Par analogie avec la physique quantique, on peut dire que l’humanité moderne vit dans la décohérence la plus totale. On lui impose sans cesse des états binaires, dans le genre « vous êtes avec nous ou contre nous », alors que l’observateur invisible reste en superposition d’états. Il est partout en même temps et n’existe que dans la mythologie du narratif, où on lui prête des qualités multiples, presque divines. Juste et injuste à la fois, il se situe par-delà le bien et le mal, comme dirait Nietzsche, et devient transhumain puisqu’il se dissout dans des algorithmes grâce auxquels sa puissance se manifeste, imposant des schémas orwelliens. Ses nouvelles ‘lois’, ni morales ni physiques, donnent une réponse multiple à la question 2 + 2 = ? , car elles décrivent un univers sémantique où il n’y a plus d’objets. Il ne reste que des sujets, obligatoirement réceptifs et manipulables à souhait : automates engoncés dans leur plasticité passive, sculptée par les mots d'ordre qui donneront des lignes pures à leurs comportements.
La question qui se pose à ce stade est de savoir comment échapper à la tyrannie qui s’installe. À mon avis, il est inutile de s’opposer ouvertement à la Cité panoptique. Elle n’en deviendra que plus puissante. Le temps des héros est passé. Il ne sert à rien de se débattre dans une camisole de force. La fuite en avant passe obligatoirement par le monde intérieur et le vide quantique insaisissable (Urgrund), inaccessible à la télémétrie. Le chemin qui y mène ne se trouve sur aucune carte et ne peut donc pas être bloqué.

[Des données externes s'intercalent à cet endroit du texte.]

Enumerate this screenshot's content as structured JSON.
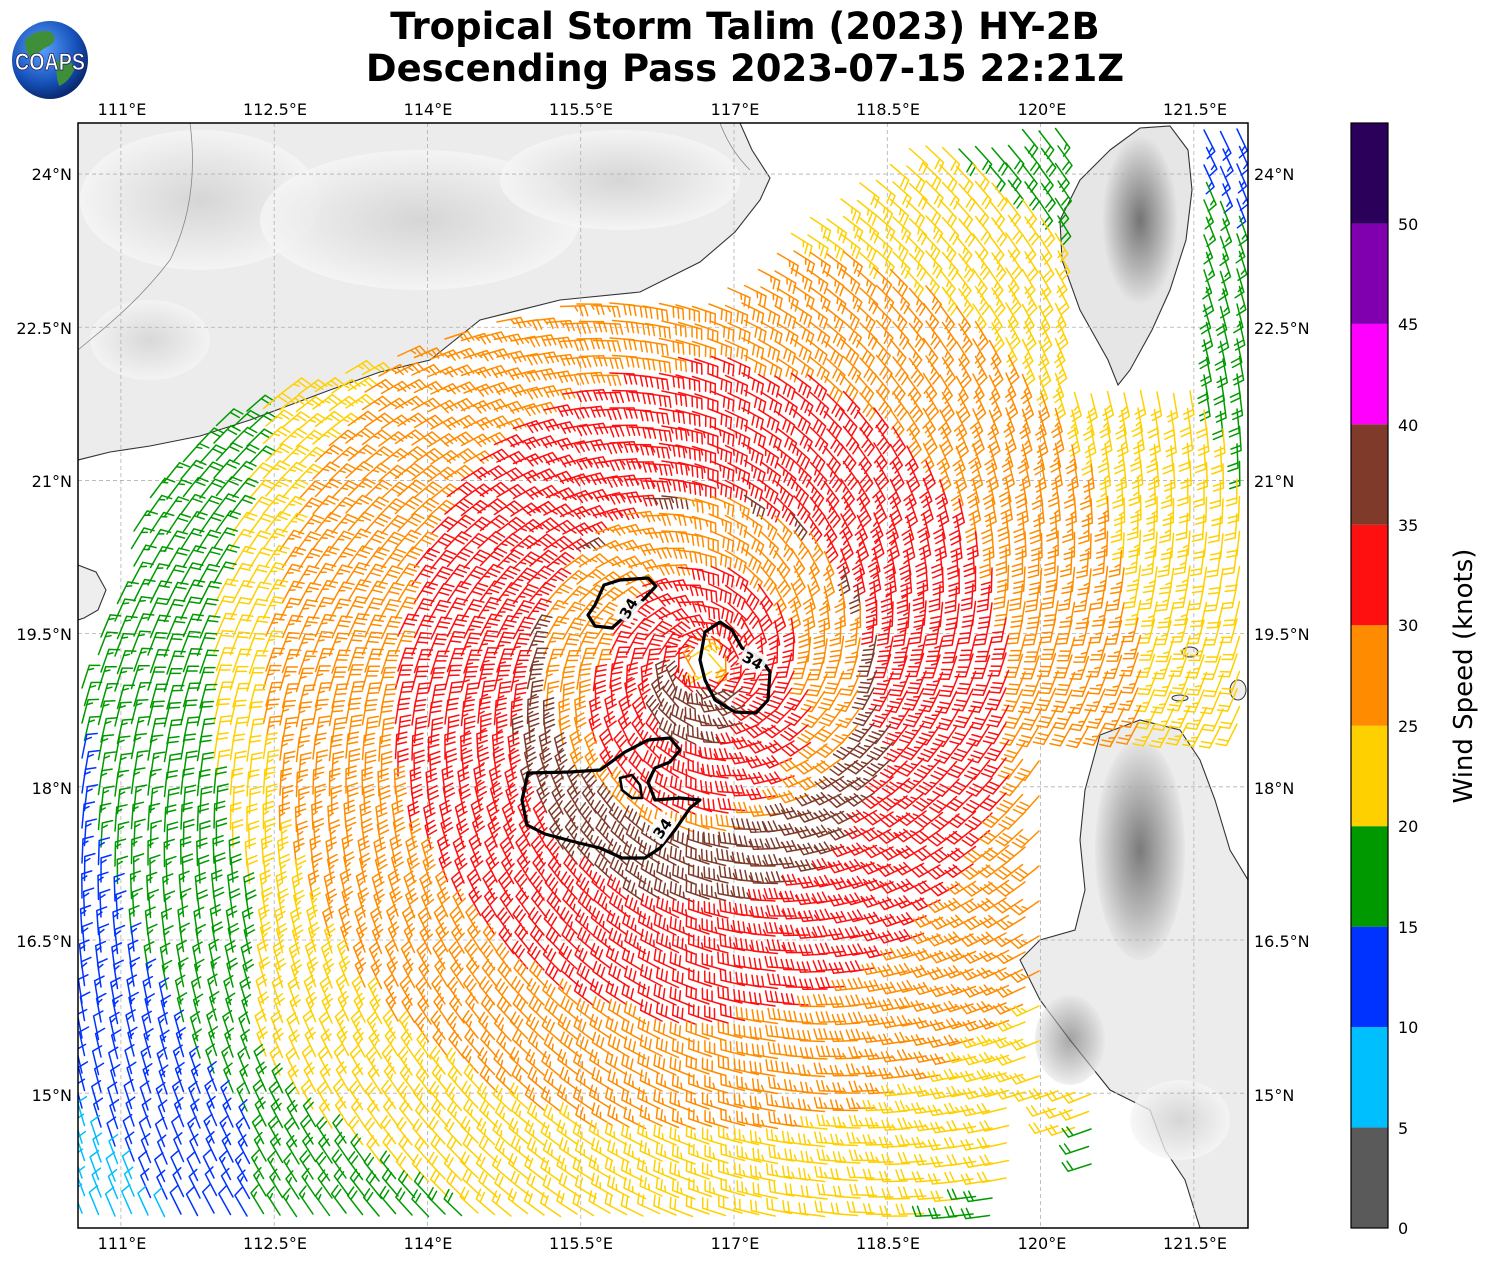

Je viens de parler de Richard Wagner, qui dans Le Crépuscule des Dieux nous montre que Siegfried lui-même est condamné. Il ne suffit plus d’être créatif pour s'imposer face aux grands imitateurs, maîtres du Generative Pre-trained Transformer. Il faut devenir invisible, comme eux. Exister dans un corps conforme aux attentes extérieures, sans se trahir et dévoiler ce qui se passe au seuil de la conscience. La conscience est elle aussi soumise à une superposition d’états. Elle n’est pas localisable et reste cohérente, alors que l'automatisme une fois engagé, mène à la mort, même si le corps continue à "vivre".
Le voyage intérieur est un sujet que l’on retrouve dans les lieder de Franz Schubert, autre compositeur qui en traite les étapes sans fanfare et avec une justesse étonnante. Je vais en citer deux, car je les ai appris et enregistrés, et peut par conséquent en parler en première main. Il s’agit du Voyage d’hiver (Winterreise), cycle de 24 poèmes mis en musique, et du lied Der Wanderer, qui s’attaque à la recherche du pays inconnu où le bonheur se trouve. Dans le cas du Voyage d’hiver, mes recherches ont donné lieu à une publication en anglais (Winterreise – Reflections on a Winter Journey, 1997), qui semble reprendre un deuxième souffle ces derniers temps.
En consultant récemment la liste de mes enregistrements sur YouTube, j’ai constaté que ces deux titres sont ceux qui ont été les plus visionnés depuis qu’ils ont été publiés. Winterreise arrive en tête avec presque 3000 vues et Der Wanderer en deuxième place avec un peu plus de 1700 vues. Faut-il en conclure que le hasard fait bien les choses, puisqu’il s’agit des titres dont il est question ici ? Ils offrent une première introduction au chemin à prendre si l’on cherche à quitter les routes qui mènent nulle-part.